Paper long abstract:
The greater Hyderabad project of the government started with twelve municipalities and eight grams panchayats in 2007 that led entangled transformation of the natural heritage (Deccan rocky plateau), early local settlement and the emergent special economic zone (SEZ). What remained untouched in the budding landscape are the dwarf religious shrines. As a result, these stand either on the middle of the road or the roadside as 'urban totem'. However, the tiny religious shrines those were once frontiers of the early settlements start expanding with the pace of fast growing city. Thus, some quickly turn into massive religious architecture. Sometime, the religious shrines are also built over night to claim its existence since rear past. The local lords, such as political leader, real estate dealer, and influential local shopkeeper are the stakeholders of these religious shrines. These stakeholders are also responsible for the conversion of the city. These agencies control land, displaced people and migrated city dwellers.

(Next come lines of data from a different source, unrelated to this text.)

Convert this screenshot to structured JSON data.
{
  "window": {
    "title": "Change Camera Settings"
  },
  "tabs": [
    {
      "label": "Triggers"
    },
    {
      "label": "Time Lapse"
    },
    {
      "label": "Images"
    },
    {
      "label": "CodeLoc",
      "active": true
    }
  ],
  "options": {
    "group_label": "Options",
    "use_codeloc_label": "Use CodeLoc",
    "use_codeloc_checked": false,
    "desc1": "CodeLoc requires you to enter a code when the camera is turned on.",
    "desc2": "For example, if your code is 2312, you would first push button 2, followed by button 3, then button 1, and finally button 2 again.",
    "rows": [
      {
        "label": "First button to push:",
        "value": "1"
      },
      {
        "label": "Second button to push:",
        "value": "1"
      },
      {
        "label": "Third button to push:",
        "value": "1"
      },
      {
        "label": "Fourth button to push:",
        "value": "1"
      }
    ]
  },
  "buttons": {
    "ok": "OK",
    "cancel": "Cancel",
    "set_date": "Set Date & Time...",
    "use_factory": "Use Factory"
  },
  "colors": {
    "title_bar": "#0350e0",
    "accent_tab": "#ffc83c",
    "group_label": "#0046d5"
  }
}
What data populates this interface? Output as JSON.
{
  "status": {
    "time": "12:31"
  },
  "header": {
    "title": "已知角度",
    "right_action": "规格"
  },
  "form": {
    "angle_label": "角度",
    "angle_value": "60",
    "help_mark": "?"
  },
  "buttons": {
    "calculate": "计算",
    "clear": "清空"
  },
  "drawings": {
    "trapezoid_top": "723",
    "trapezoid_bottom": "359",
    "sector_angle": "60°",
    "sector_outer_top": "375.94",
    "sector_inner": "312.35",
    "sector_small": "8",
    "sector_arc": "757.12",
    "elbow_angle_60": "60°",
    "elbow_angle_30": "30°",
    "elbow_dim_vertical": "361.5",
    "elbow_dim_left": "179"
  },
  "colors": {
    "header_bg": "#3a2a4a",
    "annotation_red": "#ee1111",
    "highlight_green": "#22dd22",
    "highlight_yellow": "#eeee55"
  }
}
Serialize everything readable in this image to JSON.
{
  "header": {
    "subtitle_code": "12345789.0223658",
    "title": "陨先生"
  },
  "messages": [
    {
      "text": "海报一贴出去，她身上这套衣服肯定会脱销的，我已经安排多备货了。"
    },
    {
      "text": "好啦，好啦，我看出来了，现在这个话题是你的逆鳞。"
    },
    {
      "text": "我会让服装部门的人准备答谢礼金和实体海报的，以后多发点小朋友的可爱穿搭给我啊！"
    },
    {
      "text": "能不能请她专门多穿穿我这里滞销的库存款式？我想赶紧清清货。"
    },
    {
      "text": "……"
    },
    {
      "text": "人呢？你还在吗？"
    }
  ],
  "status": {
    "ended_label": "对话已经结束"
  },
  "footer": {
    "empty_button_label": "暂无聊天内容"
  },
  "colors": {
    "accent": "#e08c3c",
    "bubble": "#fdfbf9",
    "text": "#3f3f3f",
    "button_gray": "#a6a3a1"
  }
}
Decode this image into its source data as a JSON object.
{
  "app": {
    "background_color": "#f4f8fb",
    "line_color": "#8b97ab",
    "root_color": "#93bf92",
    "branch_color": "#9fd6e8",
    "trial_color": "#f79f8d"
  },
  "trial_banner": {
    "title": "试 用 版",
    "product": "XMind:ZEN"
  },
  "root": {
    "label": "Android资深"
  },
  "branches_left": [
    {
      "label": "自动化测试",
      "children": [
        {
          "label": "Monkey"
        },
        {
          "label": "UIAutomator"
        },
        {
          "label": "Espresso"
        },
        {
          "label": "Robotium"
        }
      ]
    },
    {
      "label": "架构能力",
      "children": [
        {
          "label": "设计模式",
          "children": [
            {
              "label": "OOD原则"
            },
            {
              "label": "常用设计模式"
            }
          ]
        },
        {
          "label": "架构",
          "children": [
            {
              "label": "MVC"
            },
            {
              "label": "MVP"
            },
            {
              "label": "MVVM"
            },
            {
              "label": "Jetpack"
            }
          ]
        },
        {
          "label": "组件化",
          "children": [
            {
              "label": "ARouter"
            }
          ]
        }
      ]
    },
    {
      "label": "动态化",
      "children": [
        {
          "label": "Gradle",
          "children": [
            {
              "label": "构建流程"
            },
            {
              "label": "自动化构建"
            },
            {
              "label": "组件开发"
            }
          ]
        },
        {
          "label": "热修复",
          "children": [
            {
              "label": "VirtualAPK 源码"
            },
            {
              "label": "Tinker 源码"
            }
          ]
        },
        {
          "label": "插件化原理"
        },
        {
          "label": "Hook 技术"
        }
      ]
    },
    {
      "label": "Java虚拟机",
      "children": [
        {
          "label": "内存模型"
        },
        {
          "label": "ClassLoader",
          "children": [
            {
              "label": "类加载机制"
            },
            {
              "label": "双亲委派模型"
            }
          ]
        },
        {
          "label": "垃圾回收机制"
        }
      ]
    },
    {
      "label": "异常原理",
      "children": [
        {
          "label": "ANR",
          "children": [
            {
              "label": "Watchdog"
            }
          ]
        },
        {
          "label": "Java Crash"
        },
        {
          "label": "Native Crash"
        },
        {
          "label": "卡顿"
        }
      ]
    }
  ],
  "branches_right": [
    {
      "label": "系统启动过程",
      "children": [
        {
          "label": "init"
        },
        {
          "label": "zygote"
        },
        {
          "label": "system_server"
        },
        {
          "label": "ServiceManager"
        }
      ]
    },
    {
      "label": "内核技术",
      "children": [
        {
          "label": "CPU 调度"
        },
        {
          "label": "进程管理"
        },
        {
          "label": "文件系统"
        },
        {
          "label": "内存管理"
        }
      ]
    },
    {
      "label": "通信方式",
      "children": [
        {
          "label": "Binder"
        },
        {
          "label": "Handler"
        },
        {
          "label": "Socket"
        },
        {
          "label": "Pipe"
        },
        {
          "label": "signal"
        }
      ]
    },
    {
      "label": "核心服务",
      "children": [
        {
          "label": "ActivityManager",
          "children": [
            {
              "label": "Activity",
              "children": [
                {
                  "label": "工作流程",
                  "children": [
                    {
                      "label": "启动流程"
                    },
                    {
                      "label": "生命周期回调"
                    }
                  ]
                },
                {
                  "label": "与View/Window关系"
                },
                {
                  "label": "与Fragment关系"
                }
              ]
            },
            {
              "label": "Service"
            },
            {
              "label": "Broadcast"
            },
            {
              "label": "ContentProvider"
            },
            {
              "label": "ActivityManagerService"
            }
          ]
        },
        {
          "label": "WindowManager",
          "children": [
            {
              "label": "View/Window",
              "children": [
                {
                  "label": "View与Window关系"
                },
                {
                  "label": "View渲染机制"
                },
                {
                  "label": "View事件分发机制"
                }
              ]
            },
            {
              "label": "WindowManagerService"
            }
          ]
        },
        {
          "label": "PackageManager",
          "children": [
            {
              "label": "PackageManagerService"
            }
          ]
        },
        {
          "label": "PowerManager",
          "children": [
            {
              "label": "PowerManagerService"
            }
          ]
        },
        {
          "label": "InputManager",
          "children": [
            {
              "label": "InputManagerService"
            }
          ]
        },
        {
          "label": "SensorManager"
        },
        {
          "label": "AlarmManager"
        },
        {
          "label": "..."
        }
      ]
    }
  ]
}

In my paper I argue the emotion of the mass (devotees) and ambition of the mob create and regularize the shrines in the liquid city like Hyderabad. However the close encounter with the images and vernacular languages transmute the reception of the roadside shrine for daily commuters and drivers who often hold temporal conversation with such shrines in traffic. At the end I investigate my position as researcher and migrant dweller in the locus of rampant sentiment around the shrines that I address as 'anthropology of experience'.